Religious Faith in Composition Courses


by
 Elizabeth Vander Lei, Calvin College

 


In the role of providing some background information and of sparking some conversation, I offer the following strong claim about religious faith and the composition classroom.

The flurry of recent publications that address the place and/or role of religious faith in the composition classroom might lead some to conclude that at some prior time (maybe a simpler, happier time), composition teachers could ignore religious faith as a shaping force on composition classes and still teach effectively. Given what we know now about the way religious faith pervades personal, cultural, social, and institutional practice, it seems unlikely that such a simpler time ever existed. Rather, it may be that by ignoring the presence of religious faith in our writing classrooms we failed to capitalize on its potential to foster good writing; it may be that by inviting religious faith into the composition classroom we can teach writing better. Let me proceed to build this argument by considering the ways that religious faith pervades the composition classroom.

First, religious faith enters the classroom with the people who populate it (students, to be sure, but faculty, too). Religious faith is inherently personal, and therefore intensely private, but we should resist two troublesome responses to the private nature of religious faith. To begin, many respond to the private nature of religious faith by attempting to quarantine the classroom. Research in composition suggests that it is impossible to do so (Smart), and attempts to do so can result in sterile pedagogy (Perkins). Furthermore, many claim that religious faith is an exclusively private matter, and thus it is off-limits for public discussion. Yet Barbara Couture notes that in contemporary American society the presumption that what it private is immune from critique has led to misuse of the private in public discussion. If we sequester religious faith from our writing classrooms on grounds that it is “private” we miss an opportunity to challenge students to think about the ways that private aspects of religious faith (their own or that of another) shapes public texts and arguments and we do not prepare them to engage with civic arguments based on religious precepts..
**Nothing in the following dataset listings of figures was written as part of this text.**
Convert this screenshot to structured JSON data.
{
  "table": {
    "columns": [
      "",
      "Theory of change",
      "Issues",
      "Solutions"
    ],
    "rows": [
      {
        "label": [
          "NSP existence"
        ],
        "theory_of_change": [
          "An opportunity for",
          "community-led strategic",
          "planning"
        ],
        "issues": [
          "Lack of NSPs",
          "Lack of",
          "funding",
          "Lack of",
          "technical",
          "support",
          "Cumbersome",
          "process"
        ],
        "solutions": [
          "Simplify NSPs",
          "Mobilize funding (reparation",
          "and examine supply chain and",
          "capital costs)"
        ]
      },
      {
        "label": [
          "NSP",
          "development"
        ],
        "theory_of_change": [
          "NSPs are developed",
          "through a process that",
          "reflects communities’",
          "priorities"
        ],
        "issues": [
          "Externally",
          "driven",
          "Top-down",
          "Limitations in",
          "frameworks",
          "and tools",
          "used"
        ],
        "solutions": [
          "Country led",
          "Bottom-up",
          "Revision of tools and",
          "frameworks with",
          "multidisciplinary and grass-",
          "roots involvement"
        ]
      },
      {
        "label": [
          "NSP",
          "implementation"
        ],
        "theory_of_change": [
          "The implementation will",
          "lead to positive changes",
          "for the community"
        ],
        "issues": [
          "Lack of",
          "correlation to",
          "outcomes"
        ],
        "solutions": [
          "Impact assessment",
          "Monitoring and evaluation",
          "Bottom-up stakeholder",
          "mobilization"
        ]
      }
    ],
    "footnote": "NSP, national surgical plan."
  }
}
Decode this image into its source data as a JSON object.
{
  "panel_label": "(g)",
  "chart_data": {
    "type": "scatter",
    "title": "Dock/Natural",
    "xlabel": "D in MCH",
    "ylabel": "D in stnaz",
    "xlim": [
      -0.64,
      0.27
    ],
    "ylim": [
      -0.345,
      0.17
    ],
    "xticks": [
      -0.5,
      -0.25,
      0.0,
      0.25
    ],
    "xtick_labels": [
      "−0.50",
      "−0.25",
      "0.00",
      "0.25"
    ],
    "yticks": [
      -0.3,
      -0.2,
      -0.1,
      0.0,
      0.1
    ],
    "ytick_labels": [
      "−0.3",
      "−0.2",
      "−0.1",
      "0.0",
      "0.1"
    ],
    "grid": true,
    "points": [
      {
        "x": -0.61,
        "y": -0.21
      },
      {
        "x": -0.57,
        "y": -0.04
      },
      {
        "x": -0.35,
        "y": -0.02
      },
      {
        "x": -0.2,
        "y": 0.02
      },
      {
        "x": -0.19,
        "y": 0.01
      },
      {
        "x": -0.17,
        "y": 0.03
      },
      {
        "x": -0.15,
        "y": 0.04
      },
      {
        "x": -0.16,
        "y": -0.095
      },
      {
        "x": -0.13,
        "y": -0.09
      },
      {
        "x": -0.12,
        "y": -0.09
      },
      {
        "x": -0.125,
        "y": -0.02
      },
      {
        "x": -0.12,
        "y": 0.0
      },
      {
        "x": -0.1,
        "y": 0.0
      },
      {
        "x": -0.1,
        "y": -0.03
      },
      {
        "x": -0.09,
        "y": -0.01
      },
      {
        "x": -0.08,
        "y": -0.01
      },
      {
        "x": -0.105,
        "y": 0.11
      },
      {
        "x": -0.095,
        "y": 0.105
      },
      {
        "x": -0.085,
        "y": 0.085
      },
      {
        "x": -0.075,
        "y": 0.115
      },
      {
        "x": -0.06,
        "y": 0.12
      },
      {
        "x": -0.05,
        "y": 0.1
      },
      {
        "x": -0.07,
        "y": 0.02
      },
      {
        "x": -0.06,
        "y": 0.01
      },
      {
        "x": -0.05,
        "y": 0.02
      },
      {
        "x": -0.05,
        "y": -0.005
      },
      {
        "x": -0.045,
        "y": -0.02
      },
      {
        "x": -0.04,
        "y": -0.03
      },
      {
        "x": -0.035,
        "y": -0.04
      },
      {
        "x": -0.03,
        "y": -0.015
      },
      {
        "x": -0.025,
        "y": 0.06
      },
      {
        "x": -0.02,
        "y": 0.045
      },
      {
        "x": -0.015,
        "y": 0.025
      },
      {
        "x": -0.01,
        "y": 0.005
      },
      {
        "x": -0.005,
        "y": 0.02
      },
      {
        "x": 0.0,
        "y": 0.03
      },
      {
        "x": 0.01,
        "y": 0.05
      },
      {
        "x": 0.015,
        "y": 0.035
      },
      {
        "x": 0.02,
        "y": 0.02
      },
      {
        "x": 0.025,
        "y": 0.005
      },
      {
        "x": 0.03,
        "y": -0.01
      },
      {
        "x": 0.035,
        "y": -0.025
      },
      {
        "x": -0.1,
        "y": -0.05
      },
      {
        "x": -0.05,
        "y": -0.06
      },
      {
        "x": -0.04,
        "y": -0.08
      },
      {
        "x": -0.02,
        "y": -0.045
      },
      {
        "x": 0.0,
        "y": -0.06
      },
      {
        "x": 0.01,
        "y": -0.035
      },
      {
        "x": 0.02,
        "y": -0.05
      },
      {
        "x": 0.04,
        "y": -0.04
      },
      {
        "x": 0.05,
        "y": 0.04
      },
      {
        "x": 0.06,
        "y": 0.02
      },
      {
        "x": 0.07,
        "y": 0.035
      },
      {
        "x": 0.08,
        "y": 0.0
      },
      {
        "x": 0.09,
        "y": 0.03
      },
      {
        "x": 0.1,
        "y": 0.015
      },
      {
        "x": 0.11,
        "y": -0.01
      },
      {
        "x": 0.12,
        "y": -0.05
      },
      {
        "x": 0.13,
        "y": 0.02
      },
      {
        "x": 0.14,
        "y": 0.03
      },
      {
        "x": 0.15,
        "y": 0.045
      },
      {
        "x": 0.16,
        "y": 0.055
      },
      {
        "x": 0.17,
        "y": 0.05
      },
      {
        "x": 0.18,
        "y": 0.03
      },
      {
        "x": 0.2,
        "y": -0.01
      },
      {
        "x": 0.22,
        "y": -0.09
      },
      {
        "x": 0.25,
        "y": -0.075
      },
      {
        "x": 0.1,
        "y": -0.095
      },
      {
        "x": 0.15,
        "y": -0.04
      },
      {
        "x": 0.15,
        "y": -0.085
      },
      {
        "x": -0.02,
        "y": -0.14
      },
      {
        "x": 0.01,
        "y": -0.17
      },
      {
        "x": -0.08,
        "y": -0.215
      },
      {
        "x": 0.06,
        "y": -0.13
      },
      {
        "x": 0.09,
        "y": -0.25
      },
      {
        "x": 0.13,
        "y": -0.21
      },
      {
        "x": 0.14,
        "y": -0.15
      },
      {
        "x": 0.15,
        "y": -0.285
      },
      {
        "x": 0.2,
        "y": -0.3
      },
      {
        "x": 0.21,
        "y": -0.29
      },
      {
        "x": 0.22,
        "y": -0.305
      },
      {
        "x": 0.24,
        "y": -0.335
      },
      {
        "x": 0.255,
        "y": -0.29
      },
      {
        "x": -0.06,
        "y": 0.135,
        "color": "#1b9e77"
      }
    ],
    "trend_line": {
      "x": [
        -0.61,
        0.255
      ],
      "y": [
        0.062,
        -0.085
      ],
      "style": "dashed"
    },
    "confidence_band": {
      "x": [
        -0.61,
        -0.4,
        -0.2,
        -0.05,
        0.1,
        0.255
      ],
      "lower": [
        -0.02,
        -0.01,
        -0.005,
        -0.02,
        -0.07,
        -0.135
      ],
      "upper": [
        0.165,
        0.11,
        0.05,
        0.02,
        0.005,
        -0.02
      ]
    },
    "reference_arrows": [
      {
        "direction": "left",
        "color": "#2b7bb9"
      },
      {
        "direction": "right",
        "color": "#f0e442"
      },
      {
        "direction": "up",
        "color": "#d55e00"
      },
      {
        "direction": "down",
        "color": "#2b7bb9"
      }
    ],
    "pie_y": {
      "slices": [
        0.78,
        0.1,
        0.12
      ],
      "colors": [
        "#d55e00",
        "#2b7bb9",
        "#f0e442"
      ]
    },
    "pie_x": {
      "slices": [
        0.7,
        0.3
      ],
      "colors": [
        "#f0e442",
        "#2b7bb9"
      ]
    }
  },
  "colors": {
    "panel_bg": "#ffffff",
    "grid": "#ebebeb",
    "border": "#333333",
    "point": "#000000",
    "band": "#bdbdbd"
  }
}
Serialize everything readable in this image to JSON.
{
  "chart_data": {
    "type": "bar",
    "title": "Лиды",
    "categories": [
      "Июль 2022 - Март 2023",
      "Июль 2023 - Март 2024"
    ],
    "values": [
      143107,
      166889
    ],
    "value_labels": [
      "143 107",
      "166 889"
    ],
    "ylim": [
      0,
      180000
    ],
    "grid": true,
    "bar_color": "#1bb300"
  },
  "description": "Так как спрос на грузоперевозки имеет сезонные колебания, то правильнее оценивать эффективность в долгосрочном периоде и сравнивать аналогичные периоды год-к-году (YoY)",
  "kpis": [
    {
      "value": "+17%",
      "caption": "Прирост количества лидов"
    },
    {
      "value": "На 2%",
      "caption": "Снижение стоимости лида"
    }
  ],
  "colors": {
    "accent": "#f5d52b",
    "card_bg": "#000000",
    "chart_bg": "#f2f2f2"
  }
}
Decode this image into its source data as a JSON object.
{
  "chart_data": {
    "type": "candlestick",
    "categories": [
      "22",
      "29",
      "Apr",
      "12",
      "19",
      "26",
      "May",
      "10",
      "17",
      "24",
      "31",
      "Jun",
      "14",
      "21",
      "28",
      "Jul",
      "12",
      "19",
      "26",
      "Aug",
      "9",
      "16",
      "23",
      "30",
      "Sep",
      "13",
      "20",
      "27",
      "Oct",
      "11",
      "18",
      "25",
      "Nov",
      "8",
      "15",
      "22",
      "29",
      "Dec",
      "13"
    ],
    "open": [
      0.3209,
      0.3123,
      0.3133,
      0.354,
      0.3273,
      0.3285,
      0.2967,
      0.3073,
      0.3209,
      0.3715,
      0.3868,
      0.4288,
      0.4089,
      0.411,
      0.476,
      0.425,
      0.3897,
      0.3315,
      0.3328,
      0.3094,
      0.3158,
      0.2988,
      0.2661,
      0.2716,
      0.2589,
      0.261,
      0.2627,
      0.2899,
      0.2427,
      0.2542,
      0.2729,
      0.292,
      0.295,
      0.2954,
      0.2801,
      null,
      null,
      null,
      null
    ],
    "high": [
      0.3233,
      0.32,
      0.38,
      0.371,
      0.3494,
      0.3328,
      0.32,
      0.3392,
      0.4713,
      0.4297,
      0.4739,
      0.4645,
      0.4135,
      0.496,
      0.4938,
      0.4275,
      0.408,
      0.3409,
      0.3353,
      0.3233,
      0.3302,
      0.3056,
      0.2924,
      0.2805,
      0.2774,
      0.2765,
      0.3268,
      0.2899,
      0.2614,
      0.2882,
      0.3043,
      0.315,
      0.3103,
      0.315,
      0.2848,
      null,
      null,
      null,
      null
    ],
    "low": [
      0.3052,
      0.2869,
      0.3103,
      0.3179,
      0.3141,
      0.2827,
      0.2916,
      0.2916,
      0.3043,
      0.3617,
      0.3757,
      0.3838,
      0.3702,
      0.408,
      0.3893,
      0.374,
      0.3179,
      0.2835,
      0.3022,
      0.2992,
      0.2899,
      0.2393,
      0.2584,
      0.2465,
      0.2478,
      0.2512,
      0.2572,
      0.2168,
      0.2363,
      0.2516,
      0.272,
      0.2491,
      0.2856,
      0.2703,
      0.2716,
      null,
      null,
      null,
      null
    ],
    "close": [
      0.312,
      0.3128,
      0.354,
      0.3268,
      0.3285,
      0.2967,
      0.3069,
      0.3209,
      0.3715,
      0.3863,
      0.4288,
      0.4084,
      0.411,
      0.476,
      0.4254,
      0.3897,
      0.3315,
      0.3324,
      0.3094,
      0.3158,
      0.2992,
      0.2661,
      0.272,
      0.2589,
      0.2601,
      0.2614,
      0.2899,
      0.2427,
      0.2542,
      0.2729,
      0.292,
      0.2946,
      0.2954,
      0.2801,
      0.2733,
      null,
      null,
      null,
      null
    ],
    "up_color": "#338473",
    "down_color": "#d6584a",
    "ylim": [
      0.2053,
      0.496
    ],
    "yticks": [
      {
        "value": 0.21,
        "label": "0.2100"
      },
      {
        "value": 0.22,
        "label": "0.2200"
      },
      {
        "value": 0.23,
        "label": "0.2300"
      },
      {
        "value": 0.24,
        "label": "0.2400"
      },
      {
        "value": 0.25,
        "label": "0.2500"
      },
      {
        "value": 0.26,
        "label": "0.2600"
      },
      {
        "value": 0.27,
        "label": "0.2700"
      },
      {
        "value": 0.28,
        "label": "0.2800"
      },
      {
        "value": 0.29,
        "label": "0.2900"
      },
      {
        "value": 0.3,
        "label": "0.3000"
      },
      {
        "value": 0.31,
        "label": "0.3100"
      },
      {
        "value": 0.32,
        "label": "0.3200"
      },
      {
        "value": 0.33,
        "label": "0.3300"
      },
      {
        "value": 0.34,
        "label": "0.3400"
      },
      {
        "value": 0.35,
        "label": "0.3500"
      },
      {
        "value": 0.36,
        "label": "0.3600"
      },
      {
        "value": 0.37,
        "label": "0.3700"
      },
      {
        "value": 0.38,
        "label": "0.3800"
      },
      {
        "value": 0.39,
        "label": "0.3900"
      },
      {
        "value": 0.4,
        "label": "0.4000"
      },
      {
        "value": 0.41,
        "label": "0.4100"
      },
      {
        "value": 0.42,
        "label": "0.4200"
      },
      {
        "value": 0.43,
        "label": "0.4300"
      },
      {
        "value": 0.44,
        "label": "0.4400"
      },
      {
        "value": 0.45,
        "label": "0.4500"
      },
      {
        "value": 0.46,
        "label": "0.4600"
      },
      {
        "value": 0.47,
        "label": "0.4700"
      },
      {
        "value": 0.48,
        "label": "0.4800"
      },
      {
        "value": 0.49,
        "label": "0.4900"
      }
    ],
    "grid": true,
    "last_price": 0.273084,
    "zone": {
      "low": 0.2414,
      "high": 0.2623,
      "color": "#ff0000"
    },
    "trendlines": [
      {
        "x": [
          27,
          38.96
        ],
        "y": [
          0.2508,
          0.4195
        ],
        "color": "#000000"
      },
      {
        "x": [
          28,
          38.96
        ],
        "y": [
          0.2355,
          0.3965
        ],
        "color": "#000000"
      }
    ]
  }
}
Second, as the impressive research on African American rhetoric demonstrates (see Moss, Richardson, and Peters as examples), some rhetorical traditions are saturated by cultural practice that is intensely religious. While little has been written about Middle Eastern Muslim students, Bronwyn Williams’ description of his student Mohammed’s writing suggests that religious practice may influence the writing of these students even more intensely than it does African American students. If we denigrate their view of the world by ignoring or down play the religious nature of their writing, we risk misapprehending their claim to power. And if we do not address how religious faith can be a rhetorical resource, we hobble students who might rely on these resources to write effectively.

Third, plenty of research on the religious character of American civil society reinforces Stephen Carter’s claim that “The battle for the public square is already over. The rhetoric of religion is simply there; it is far too late in America’s political day to argue over ‘shoulds.’ . . . . The question crying out most vitally for resolution, given the presence of religions in the public square, is whether and how to regulate that presence.” (101, emphasis his). Given the intensely religious nature of contemporary American society and given Couture’s apt assessment of our contemporary willingness to allow the private to enter the public immune from critique, we seriously jeopardize our students’ ability to perceive and critique civic arguments that are based on religious claims if we eradicate religious faith from our composition classrooms. Perhaps a more effective solution would be to invite in civic arguments based on religious warrants, arguments that can serve as a springboard for discussion of Carter’s “whether and how.”

Finally, as the work of historian George Marsden demonstrates, ostensibly secular academic institutions bear vestigial traces of their religious beginnings, traces that shape curriculum and institutional mission. Our own Lauren Fitzgerald and Nancy Welch have critiqued the religious presumptions that shape not only the composition classroom and the textbooks written for it (Fitzgerald) but also the training composition instructors receive (Welch). Despite our best efforts to extract religious faith from our composition courses, it is already there—in the institutions that offer the courses as part of a larger curriculum, in the training we offer new teachers, and in the textbooks we choose to use. It’s past time we acknowledged these traces and discussed, openly, what to do about them.

I concede the point that to invite religious faith into our classroom is to pave the way for some bracing conversations. But to me, it seems pretty clear that when we exclude religious faith from our composition classrooms we imperil our ability to help students become effective writers, readers, and thinkers.


Conversation openers:

  • When teachers describe the times that religious faith has come into their classroom, usually it’s a student who brings up the topic/forces the issue. How might the fact that religious faith is most often an “uninvited guest,” one for whom we have not set a place at the table, shape our responses to religious faith?
  • What are the common objections to opening the composition door to religious faith?
  • Is this the best time to consider opening the composition door to religious faith?